Maruja non aveva età. Dei suoi anni passati non diceva nulla; dai suoi anni a venire non sperava nulla.
Non era bella né brutta né così così, camminava strascinando i piedi, impugnando lo spolverino o la scopa o il mestolo.
Da sveglia affondava la testa nelle spalle. Da addormentava affondava la testa tra le ginocchia.
Quando le parlavano guardava per terra, come chi conta le formiche.
Non aveva memoria da quanto tempo lavorasse in casa di altri. Mai era uscita per la città di Lima, mai.
Si trascinò di casa in casa, in nessuna si sentiva bene. Alla fine, infine, incontrò un luogo dove la trattavano come se fosse una persona. Ma pochi giorni dopo se ne andò.
Si stava affezionando.
Scomparsi
30 agosto, Giorno dei desaparecidos. Morti senza tomba, tombe senza nome, donne e uomini ingoiati dal terrore, bambini che sono o sono stati bottino di guerra.
E ancora boschi nativi, stelle nella notte delle città, profumo di fiori, sapore dei frutti, lettere scritte a mano, vecchi caffè dove c’era tempo di perdere tempo.

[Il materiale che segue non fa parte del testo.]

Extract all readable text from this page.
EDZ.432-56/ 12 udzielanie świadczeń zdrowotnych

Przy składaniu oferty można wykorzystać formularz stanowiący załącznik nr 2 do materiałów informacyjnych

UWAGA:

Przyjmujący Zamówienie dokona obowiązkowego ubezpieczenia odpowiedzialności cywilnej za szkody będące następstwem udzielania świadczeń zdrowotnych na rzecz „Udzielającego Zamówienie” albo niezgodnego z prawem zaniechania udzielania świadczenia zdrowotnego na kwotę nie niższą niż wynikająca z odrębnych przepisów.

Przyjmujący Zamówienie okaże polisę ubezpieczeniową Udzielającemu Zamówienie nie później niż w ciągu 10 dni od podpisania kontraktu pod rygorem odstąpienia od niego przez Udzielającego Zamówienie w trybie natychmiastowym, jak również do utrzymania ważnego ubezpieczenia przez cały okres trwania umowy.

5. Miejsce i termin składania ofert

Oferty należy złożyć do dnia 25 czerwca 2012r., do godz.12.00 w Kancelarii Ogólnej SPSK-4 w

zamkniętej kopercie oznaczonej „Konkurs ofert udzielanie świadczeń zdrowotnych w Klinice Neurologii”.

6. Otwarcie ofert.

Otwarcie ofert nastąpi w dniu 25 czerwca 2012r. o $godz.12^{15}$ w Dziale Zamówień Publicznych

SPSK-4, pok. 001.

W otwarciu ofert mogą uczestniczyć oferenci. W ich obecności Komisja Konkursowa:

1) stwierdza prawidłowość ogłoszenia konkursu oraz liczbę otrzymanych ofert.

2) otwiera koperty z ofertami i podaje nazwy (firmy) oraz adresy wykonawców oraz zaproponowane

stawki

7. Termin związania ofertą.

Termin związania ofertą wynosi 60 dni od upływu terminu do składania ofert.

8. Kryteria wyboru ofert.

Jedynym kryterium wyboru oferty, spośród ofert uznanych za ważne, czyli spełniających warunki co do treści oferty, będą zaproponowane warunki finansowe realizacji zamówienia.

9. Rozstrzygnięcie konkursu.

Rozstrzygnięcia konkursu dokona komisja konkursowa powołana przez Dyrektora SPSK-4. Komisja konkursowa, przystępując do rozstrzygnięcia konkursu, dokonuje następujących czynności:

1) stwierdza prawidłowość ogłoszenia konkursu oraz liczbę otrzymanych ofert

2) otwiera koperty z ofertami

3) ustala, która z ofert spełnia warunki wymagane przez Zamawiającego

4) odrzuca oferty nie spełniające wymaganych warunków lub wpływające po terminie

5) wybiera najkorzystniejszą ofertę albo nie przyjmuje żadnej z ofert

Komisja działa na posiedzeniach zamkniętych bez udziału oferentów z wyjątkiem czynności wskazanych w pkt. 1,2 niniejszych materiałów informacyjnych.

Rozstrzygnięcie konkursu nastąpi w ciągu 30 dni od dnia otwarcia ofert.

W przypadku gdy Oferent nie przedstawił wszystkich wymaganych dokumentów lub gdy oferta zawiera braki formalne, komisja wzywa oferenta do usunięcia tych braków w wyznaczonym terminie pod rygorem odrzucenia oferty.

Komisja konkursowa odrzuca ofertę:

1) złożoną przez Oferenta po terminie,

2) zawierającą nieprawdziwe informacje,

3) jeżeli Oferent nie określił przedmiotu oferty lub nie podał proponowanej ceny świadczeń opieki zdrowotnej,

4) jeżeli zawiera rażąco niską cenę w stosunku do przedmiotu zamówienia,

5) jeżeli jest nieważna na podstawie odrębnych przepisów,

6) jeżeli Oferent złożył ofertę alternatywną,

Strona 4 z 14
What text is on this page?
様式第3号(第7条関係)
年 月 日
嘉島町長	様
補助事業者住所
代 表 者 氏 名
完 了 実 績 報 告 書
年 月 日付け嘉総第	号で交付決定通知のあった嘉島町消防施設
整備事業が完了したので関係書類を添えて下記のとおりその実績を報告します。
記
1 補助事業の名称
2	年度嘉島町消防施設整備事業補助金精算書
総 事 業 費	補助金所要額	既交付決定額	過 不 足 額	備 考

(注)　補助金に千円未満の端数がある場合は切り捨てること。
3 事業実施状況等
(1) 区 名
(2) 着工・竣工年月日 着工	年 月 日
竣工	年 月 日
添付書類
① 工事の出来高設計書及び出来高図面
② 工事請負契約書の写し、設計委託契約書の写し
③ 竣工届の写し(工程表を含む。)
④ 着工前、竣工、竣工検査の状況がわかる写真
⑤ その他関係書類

Il calcio per le strade, il diritto di camminare, il diritto di respirare, lavori sicuri, pensione sicura, case senza inferriate, porta senza serrature, il senso comunitario e il senso comune.
L’origine del mondo
Erano passati pochi anni dalla fine della Guerra di Spagna e la croce e la spada regnavano sulle rovine della Repubblica. Uno dei vinti, un operaio anarchico uscito da poco di prigione cercava lavoro. In vano rigirò cielo e terra. Non c’era lavoro per un rosso. Tutti lo guardavano male, facevano spallucce, gli davano le spalle, non si capiva con nessuo, nessuno lo ascoltava. Il vino era l’unico amico che gli restava.
La notte, davanti al piatto vuoto, sopportava senza dire nulla i rimbrotti di sua moglie benedetta, donna da messa quotidiana, mentre il figlio, un piccolo bambino, gli recitava il catechismo.
Molto tempo dopo Josep Verdura, figlio di quell’operaio maledetto, mi raccontò. Mi raccontò questa storia. A Barcellona, quando vi arrivai in esilio, me la raccontò: lui era un bambino disperato che voleva salvare suo padre dalla condanna eterna. Ma il padre, troppo ateo, troppo cocciuto, non sentiva ragioni. “Ma papà – gli chiese Josep piangendo -, ma papà… se Dio non esiste, chi ha creato il mondo?” E l’operaio, a testa abbassata, quasi in secreto disse: “Stupido, stupido! Il mondo lo abbiamo fatto noialtri, i muratori!”